CHAP. XVII.
Of USURPATION.
Sec. 197. AS conquest may be called a foreign usurpation,
so usurpation is a kind of domestic conquest, with this
difference, that an usurper can never have right on his side, it
being no usurpation, but where one is got into the possession of
what another has right to. This, so far as it is usurpation, is
a change only of persons, but not of the forms and rules of the
government: for if the usurper extend his power beyond what of
right belonged to the lawful princes, or governors of the
commonwealth, it is tyranny added to usurpation.

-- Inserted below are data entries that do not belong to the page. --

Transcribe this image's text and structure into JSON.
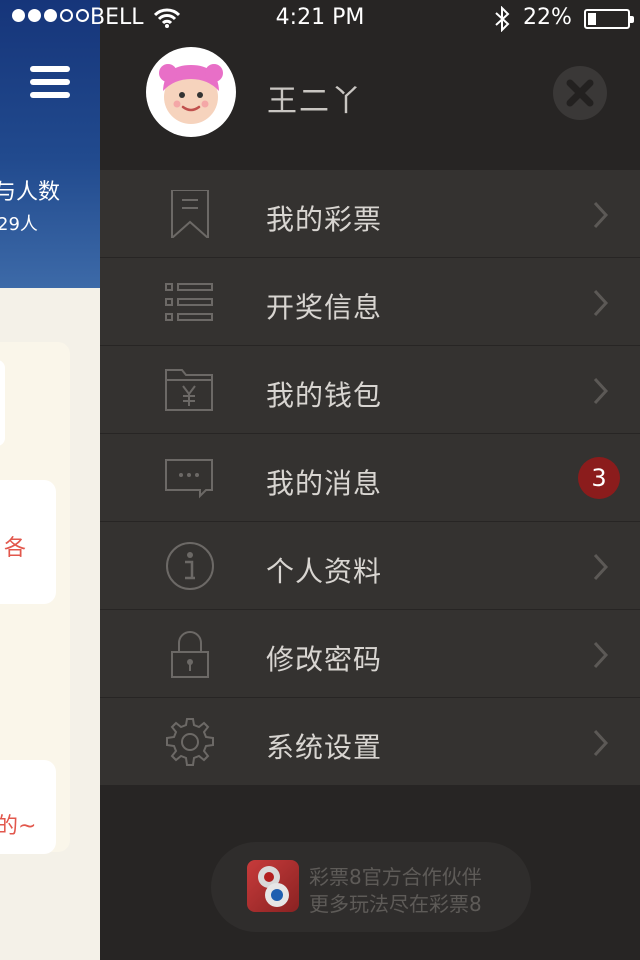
{
  "status_bar": {
    "carrier": "BELL",
    "time": "4:21 PM",
    "battery_percent": "22%",
    "battery_level": 0.22,
    "signal_bars": 3
  },
  "background_page": {
    "title_fragment": "与人数",
    "count_fragment": "29人",
    "card_text_1": "各",
    "card_text_2": "的~"
  },
  "drawer": {
    "user": {
      "name": "王二丫"
    },
    "menu": [
      {
        "label": "我的彩票",
        "icon": "bookmark-icon"
      },
      {
        "label": "开奖信息",
        "icon": "list-icon"
      },
      {
        "label": "我的钱包",
        "icon": "wallet-folder-icon"
      },
      {
        "label": "我的消息",
        "icon": "message-icon",
        "badge": "3"
      },
      {
        "label": "个人资料",
        "icon": "info-icon"
      },
      {
        "label": "修改密码",
        "icon": "lock-icon"
      },
      {
        "label": "系统设置",
        "icon": "gear-icon"
      }
    ],
    "partner": {
      "line1": "彩票8官方合作伙伴",
      "line2": "更多玩法尽在彩票8"
    }
  },
  "colors": {
    "drawer_bg": "#272524",
    "menu_bg": "#343230",
    "badge": "#8b1c1c",
    "header_blue": "#1e4388",
    "accent_red": "#e2574c"
  }
}
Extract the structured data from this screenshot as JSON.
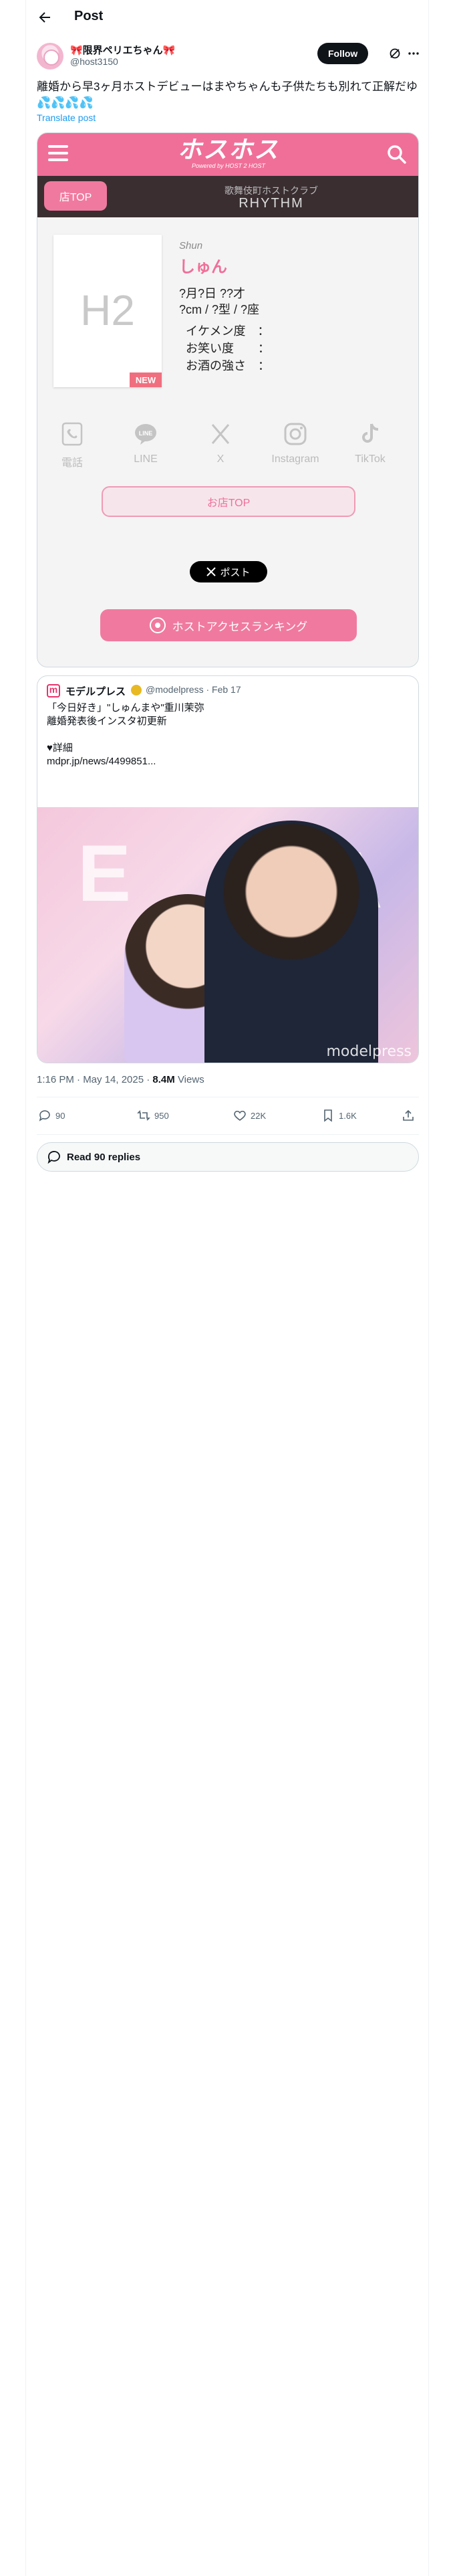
{
  "header": {
    "title": "Post"
  },
  "author": {
    "name": "🎀限界ペリエちゃん🎀",
    "handle": "@host3150",
    "follow_label": "Follow"
  },
  "post": {
    "text": "離婚から早3ヶ月ホストデビューはまやちゃんも子供たちも別れて正解だゆ💦💦💦💦",
    "translate_label": "Translate post"
  },
  "site": {
    "logo": "ホスホス",
    "logo_sub": "Powered by HOST 2 HOST",
    "shop_top_label": "店TOP",
    "club_area": "歌舞伎町ホストクラブ",
    "club_name": "RHYTHM",
    "profile": {
      "image_text": "H2",
      "new_badge": "NEW",
      "name_en": "Shun",
      "name_jp": "しゅん",
      "birthday_age": "?月?日 ??才",
      "height_blood_sign": "?cm / ?型 / ?座",
      "stats": [
        "イケメン度　：",
        "お笑い度　　：",
        "お酒の強さ　："
      ]
    },
    "social": [
      {
        "label": "電話",
        "icon": "phone-icon"
      },
      {
        "label": "LINE",
        "icon": "line-icon"
      },
      {
        "label": "X",
        "icon": "x-icon"
      },
      {
        "label": "Instagram",
        "icon": "instagram-icon"
      },
      {
        "label": "TikTok",
        "icon": "tiktok-icon"
      }
    ],
    "shop_top_link": "お店TOP",
    "x_post_label": "ポスト",
    "ranking_label": "ホストアクセスランキング"
  },
  "quote": {
    "name": "モデルプレス",
    "handle": "@modelpress · Feb 17",
    "lines": [
      "「今日好き」\"しゅんまや\"重川茉弥",
      "離婚発表後インスタ初更新",
      "",
      "♥詳細",
      "mdpr.jp/news/4499851..."
    ],
    "watermark": "modelpress"
  },
  "meta": {
    "time": "1:16 PM · May 14, 2025 · ",
    "views_count": "8.4M",
    "views_label": " Views"
  },
  "actions": {
    "replies": "90",
    "reposts": "950",
    "likes": "22K",
    "bookmarks": "1.6K"
  },
  "read_replies": "Read 90 replies"
}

Sec. 198. In all lawful governments, the designation of the
persons, who are to bear rule, is as natural and necessary a part
as the form of the government itself, and is that which had its
establishment originally from the people; the anarchy being much
alike, to have no form of government at all; or to agree, that it
shall be monarchical, but to appoint no way to design the person
that shall have the power, and be the monarch. Hence all
commonwealths, with the form of government established, have
rules also of appointing those who are to have any share in the
public authority, and settled methods of conveying the right to
them: for the anarchy is much alike, to have no form of
government at all; or to agree that it shall be monarchical, but
to appoint no way to know or design the person that shall have
the power, and be the monarch. Whoever gets into the exercise of
any part of the power, by other ways than what the laws of the
community have prescribed, hath no right to be obeyed, though the
form of the commonwealth be still preserved; since he is not the
person the laws have appointed, and consequently not the person
the people have consented to. Nor can such an usurper, or any
deriving from him, ever have a title, till the people are both at
liberty to consent, and have actually consented to allow, and
confirm in him the power he hath till then usurped.